A nearly three-year fight over privacy in White House policy-making is going before a Supreme Court known for guarding its own secrecy.

Justices were being asked by the Bush administration Tuesday to let it keep private the records of Vice President Dick Cheney's work on a national energy strategy.

The White House is framing the case as a major test of executive power, arguing that the forced disclosure of confidential records intrudes on a president's power to get truthful advice.

"The case is another confrontation in a series of recent confrontations between the judicial and executive branches," says CBSNews.com Legal Analyst Andrew Cohen. "The federal courts have ordered the White House to turn over this information. Not only does the White House say it won't — it says the courts have no right to ask in the first place. But the Supreme Court gets the last word on that question and now they'll begin to answer it."

The dispute began in July 2001 when a government watchdog group sued over Cheney's private meetings. The case has never gone to trial, but a federal judge ordered the White House to begin turning over records two years ago.

The Bush administration has lost two rounds in federal court. If the Supreme Court makes it three, Cheney could have to reveal potentially embarrassing records just in time for the presidential election.

Watchdog group Judicial Watch and the environmental group Sierra Club want the task force papers made public to see what influence energy industries had in outlining national energy policy.

"They don't want anybody to know anything. What they are advocating is a view of the imperial presidency that we have not seen since the worst days of Watergate," David Bookbinder, the Sierra Club legal director, told CBS News. "This is not an issue of principle. The only principle that the Bush administration is expounding here is that no one is entitled to know anything about how it conducts its business."

The Sierra Club accuses the administration of shutting environmentalists out of the meetings while catering to energy industry executives and lobbyists.

"The vice president invited in the coal industry, the oil industry, the nuclear industry, to write the administration's energy policy," said Bookbinder. "If you look at the policy itself, it reads as if it were written by the oil, coal and nuclear industries."

Solicitor General Theodore Olson told the justices in court filings that no energy industry officials participated improperly in meetings. He maintains that forcing information about the sessions into the open violates the separation of powers among the branches of government.

"We don't think that our requests are burdensome," said Bookbinder. "All we're asking for is who attended the meetings."

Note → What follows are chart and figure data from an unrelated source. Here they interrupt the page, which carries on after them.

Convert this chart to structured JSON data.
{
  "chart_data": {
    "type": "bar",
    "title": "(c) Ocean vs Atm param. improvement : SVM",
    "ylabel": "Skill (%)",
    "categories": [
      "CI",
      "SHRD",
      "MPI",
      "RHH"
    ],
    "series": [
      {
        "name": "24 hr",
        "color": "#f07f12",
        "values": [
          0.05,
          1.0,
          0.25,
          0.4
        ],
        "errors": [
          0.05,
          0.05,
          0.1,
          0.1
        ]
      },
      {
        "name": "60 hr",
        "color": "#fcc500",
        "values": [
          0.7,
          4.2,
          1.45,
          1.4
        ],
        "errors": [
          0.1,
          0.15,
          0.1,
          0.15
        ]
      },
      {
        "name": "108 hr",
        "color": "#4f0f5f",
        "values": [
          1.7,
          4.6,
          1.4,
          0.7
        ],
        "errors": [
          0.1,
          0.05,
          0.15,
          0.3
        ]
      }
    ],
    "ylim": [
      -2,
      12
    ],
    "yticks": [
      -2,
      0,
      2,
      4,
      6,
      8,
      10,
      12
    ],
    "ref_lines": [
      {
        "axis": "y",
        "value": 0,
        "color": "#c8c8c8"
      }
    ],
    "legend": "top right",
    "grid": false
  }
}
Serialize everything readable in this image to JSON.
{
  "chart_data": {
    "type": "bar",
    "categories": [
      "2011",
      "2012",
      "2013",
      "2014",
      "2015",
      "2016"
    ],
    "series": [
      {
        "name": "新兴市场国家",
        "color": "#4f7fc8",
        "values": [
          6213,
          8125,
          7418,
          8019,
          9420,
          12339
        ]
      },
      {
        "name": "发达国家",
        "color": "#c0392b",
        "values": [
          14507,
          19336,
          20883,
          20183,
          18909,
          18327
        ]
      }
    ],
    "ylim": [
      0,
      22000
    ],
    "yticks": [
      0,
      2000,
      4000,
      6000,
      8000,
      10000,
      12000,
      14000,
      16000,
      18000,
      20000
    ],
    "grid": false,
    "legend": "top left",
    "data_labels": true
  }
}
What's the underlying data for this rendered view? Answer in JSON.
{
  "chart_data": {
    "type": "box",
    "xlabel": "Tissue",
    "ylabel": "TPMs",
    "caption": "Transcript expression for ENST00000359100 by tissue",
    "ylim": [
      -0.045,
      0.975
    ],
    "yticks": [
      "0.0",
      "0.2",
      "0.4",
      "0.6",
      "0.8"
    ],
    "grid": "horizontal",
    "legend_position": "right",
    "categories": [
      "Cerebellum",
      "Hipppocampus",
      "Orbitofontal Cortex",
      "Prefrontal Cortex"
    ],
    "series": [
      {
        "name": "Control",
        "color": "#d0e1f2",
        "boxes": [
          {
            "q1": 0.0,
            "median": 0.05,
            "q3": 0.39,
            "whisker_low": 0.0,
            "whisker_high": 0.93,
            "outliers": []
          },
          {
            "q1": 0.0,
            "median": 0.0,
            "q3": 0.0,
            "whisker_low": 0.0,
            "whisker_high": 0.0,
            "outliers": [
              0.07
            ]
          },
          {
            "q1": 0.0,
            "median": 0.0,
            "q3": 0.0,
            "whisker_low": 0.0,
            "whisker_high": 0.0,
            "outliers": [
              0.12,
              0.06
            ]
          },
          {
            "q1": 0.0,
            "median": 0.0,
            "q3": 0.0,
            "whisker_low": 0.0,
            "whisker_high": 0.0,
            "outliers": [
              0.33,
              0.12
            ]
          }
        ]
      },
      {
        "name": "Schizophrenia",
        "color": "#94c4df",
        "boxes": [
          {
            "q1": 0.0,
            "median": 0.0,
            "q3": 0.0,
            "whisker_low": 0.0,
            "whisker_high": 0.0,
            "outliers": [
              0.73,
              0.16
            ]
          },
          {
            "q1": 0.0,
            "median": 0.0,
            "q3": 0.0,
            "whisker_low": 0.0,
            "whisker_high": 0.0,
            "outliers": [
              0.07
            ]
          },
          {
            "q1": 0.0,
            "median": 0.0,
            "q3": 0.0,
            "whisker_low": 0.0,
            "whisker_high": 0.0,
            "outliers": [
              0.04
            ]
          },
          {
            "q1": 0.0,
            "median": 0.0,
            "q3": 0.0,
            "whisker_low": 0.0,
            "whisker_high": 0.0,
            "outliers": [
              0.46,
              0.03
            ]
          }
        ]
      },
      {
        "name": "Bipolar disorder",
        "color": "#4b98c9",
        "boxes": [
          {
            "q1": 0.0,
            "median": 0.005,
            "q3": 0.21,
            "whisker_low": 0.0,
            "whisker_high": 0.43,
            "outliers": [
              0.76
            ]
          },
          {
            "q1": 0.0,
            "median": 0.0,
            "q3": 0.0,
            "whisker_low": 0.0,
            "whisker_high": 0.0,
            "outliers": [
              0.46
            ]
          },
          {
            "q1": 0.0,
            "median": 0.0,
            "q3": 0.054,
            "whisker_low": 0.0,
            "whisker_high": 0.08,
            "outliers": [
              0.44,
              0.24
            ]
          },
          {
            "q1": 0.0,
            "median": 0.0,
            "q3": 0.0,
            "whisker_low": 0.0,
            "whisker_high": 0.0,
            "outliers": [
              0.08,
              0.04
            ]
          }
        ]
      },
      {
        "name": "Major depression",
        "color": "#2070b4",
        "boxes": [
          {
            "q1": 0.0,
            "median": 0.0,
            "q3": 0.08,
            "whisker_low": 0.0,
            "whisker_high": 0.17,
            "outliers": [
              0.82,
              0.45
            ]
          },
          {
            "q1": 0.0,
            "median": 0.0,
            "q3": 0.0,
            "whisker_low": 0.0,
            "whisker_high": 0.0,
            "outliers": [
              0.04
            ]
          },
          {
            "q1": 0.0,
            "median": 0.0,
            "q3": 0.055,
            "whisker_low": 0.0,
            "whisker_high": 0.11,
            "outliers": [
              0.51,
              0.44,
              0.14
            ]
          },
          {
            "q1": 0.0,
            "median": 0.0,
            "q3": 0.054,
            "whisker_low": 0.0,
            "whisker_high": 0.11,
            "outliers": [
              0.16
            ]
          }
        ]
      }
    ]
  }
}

The case requires the court to clarify a federal open-government law.

"It's hard to see much room for middle ground in this case," said Cohen. "Either the Justices are going to order the vice president to turn over this information or they won't. Either the concept of separation of powers applies to protect the White House from this requirement or it doesn't."

All nine members were hearing arguments, despite a controversy over a hunting trip Cheney took with Supreme Court Justice Antonin Scalia, an old friend, weeks after the high court agreed to hear Cheney's appeal.

Scalia, the vice president and two of Scalia's relatives flew together on a government jet to Louisiana for the duck hunt at a camp owned by an oil rig services executive.

CBS News Correspondent Barry Bagnato reports Scalia refuses to step down, insisting he will be impartial.

"If it is reasonable to think that a Supreme Court justice can be bought so cheap, the nation is in deeper trouble than I had imagined," Scalia wrote in rejecting the Sierra Club's request that he disqualify himself.

The case is Cheney v. U.S. District Court, 03-475.